E assim, uma pessoa não é um ser de qualidade neutra. As pessoas não são coisas inertes com características estáticas. Em vez disso, eles são seres ativos que se tornam ao longo do tempo como eles se identificam com algum sistema de valores sociais. Pense em alguém sobre quem você possa dizer: "Essa pessoa não tem si mesmo". O que isso significaria? Isso significaria que a pessoa muda quem ele ou ela é como o contexto muda. Essa pessoa não representaria nada. Essa pessoa não podia ser vista como um agente ativo, porque ele ou ela não tem princípios para agir.

O Declínio da Virtude e a Ascensão do Me-ismo

É importante notar que a própria noção de que somos "livres para ser eu" é em si um valor social – um que tem sua própria história social e cultural.

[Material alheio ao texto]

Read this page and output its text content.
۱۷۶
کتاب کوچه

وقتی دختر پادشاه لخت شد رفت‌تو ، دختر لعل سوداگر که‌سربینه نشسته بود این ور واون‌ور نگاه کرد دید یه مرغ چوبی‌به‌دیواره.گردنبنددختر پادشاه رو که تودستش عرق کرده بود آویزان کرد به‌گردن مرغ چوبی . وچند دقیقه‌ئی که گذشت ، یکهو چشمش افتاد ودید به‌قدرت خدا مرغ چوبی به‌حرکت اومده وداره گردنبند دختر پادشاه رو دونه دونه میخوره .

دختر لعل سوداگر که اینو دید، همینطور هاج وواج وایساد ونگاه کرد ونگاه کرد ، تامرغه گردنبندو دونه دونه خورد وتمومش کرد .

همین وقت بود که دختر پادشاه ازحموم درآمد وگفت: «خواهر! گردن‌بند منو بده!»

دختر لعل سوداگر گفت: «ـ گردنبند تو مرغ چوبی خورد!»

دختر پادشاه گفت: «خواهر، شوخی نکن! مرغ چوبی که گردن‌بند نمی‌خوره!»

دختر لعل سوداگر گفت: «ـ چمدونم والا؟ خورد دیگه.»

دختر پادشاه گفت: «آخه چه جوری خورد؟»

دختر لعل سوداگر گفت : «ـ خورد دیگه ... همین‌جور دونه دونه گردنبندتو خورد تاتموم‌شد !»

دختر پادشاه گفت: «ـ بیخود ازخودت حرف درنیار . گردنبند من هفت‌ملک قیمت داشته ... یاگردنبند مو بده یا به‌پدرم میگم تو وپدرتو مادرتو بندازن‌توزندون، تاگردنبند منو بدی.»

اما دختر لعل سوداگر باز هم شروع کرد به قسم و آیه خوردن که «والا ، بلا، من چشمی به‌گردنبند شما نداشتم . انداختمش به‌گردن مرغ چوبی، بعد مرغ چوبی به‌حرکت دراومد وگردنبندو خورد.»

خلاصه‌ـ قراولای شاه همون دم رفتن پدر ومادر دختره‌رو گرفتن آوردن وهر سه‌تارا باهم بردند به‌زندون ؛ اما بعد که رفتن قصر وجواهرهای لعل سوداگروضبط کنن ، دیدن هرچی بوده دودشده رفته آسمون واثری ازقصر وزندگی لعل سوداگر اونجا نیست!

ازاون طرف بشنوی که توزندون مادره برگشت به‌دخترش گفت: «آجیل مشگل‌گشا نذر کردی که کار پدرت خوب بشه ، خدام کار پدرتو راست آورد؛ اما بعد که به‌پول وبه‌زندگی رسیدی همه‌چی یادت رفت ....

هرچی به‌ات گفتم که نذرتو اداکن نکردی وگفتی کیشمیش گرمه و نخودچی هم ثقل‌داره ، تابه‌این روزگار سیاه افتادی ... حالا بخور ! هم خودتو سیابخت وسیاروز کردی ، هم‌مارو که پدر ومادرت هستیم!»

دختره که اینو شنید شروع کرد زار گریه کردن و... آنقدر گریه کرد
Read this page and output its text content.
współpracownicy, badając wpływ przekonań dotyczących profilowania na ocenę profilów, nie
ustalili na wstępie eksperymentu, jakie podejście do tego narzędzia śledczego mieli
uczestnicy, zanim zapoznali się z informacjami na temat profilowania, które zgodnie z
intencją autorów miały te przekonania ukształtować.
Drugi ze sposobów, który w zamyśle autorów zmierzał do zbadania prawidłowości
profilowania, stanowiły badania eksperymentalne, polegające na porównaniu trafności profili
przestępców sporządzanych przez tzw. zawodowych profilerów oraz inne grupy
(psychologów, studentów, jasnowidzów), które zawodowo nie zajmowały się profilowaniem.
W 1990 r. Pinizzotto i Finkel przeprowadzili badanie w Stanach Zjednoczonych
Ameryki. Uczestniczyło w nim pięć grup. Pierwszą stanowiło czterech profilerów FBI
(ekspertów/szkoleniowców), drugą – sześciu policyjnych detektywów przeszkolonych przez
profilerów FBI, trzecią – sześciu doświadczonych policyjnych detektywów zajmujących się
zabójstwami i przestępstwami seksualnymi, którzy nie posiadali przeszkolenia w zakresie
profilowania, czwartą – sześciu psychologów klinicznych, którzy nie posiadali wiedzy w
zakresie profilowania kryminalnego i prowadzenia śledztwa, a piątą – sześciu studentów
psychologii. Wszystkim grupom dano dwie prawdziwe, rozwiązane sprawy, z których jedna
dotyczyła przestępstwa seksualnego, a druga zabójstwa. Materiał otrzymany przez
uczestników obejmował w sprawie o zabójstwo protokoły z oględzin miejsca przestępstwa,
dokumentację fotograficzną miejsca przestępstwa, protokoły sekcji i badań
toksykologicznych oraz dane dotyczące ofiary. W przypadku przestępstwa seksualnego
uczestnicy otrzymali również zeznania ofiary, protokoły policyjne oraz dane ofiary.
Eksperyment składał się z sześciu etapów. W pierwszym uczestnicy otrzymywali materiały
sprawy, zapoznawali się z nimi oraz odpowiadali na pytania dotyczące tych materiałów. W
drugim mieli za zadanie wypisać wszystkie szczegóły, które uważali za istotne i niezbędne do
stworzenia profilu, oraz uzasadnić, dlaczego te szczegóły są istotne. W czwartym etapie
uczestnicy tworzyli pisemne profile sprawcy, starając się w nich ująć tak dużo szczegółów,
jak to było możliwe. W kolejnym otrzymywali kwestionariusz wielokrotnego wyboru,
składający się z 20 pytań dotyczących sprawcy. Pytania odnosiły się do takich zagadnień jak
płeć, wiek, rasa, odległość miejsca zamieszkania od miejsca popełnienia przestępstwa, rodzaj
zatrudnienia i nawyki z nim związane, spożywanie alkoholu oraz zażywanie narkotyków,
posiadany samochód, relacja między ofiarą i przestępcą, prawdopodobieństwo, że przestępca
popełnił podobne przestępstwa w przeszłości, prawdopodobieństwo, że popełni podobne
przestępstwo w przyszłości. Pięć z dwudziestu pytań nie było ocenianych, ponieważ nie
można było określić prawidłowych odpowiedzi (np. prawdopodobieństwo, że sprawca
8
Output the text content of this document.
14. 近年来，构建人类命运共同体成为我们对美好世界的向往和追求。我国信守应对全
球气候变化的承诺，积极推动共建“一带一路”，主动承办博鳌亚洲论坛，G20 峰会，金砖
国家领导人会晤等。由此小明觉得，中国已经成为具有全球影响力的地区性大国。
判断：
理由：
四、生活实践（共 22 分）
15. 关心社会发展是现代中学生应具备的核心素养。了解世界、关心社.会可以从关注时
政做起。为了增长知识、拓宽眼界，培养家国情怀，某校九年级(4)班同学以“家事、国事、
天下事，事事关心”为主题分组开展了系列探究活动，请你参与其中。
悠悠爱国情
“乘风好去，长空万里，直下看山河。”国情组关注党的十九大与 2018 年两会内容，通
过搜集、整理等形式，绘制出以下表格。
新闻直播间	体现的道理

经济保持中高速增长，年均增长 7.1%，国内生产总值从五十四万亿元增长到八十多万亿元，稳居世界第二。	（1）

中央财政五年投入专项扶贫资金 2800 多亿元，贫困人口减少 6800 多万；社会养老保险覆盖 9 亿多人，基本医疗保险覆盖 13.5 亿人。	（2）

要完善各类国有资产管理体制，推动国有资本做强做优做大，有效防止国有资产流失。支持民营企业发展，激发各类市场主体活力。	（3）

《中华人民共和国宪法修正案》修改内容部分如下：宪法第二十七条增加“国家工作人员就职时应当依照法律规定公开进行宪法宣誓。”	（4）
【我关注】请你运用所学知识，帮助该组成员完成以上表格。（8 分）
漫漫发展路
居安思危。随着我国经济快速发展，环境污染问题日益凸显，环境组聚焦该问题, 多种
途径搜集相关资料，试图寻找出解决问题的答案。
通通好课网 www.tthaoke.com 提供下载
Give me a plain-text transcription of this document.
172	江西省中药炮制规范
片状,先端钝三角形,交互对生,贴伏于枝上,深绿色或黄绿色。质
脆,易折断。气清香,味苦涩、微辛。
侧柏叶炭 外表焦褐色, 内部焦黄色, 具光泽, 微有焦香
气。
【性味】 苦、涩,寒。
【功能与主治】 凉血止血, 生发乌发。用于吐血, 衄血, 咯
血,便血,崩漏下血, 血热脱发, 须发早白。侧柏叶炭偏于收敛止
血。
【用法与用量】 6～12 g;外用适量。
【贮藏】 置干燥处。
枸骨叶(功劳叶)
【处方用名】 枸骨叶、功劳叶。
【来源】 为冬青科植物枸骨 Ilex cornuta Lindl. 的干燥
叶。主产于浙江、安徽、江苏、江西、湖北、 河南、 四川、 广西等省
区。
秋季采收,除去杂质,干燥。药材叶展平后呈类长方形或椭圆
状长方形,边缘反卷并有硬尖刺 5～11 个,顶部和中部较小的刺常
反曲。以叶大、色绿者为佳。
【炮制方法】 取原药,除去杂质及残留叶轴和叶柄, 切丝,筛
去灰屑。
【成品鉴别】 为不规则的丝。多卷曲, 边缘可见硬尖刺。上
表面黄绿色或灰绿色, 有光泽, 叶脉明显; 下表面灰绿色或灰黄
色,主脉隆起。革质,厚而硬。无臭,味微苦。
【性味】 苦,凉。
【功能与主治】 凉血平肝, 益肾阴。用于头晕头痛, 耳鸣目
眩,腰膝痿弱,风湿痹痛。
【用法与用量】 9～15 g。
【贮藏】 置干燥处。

Na verdade, tem suas origens nas mudanças sociais que ocorreram ao longo do século XX. O conceito surgiu durante a segunda metade desse século, quando as pessoas (apropriadamente) começaram a perder fé no governo, na religião, nos papéis sociais estabelecidos, na virtude cívica, padrões comunitários e outras formas compartilhadas de autoridade tradicional.

Isso é mostrado no Google Ngram que aparece nesta página:

michael mascolo
Google Ngram mostrando a frequência de palavras relevantes para a moral em livros escritos na língua inglesa de 1800 a 2000. O gráfico mostra como as palavras referentes à obrigação moral (caráter, dever e virtude) tornaram-se menos freqüentes ao longo do tempo, enquanto palavras referentes a si mesmas – a determinação (auto, direitos e os menores "valores" de somação moral) aumentaram.
Fonte: michael mascolo

O Ngram mostra a frequência relativa com que uma série de termos moralmente relevantes apareceu em livros escritos na língua inglesa entre 1800 e 2000. Desde 1800, a frequência em que os termos "virtude", "dever" e "caráter" apareceram diminuídos continuamente, enquanto o interesse em "auto" aumentou constantemente. A referência ao termo "valores" – muitas vezes considerada como um conceito moral menos obrigatório – começou a ocorrer no final dos anos 1800 e aumentou desde então. Finalmente, as referências a "direitos" permaneceram estáveis ​​entre 1800 e 1960, e aumentaram constantemente desde então. Essas tendências mostram que os termos que indicam várias formas de obrigação moral declinaram em freqüência ao longo da história americana, enquanto os termos que refletem os significados auto-relacionados aumentaram.

A noção de que sou "livre para ser eu" é um fenômeno relativamente recente. Nós encontramos isso com honestidade. No entanto, devemos considerar o que perdemos na estrada longe das formas tradicionais de autoridade moral. Embora o colapso das formas tradicionais de moral nos tenha dado a liberdade de sermos nós mesmos, a liberdade que confere é ilusória. Não há saída da vida moral: não podemos remover os quadros sociais que estruturam a si própria e a vida social – só podemos substituí-los por novos. Se assim for, é importante tomar consciência dos sistemas de valores que definem a "liberdade de ser eu" como um bem moral.

Qual é melhor? A mera liberdade de ser eu ? Ou a liberdade de cultivar valores para viver ?

Quem é o eu ao qual devemos ser verdade?

"Para você mesmo ser verdade" – na verdade. Mas, quando Polonius pronuncia estas palavras no Hamlet de Shakespeare , ele faz isso no contexto de fornecer conselhos morais a seu filho (por exemplo, "dê a cada um o seu ouvido, mas pouca voz", "nem um mutuário nem credor seja", etc. ). É através do processo de identificação com algum sistema de valores sociais que são feitos. Contra este pano de fundo, "para você mesmo ser verdade" sugere algo muito diferente da súplica contemporânea e mais neutra do valor para "ser você mesmo".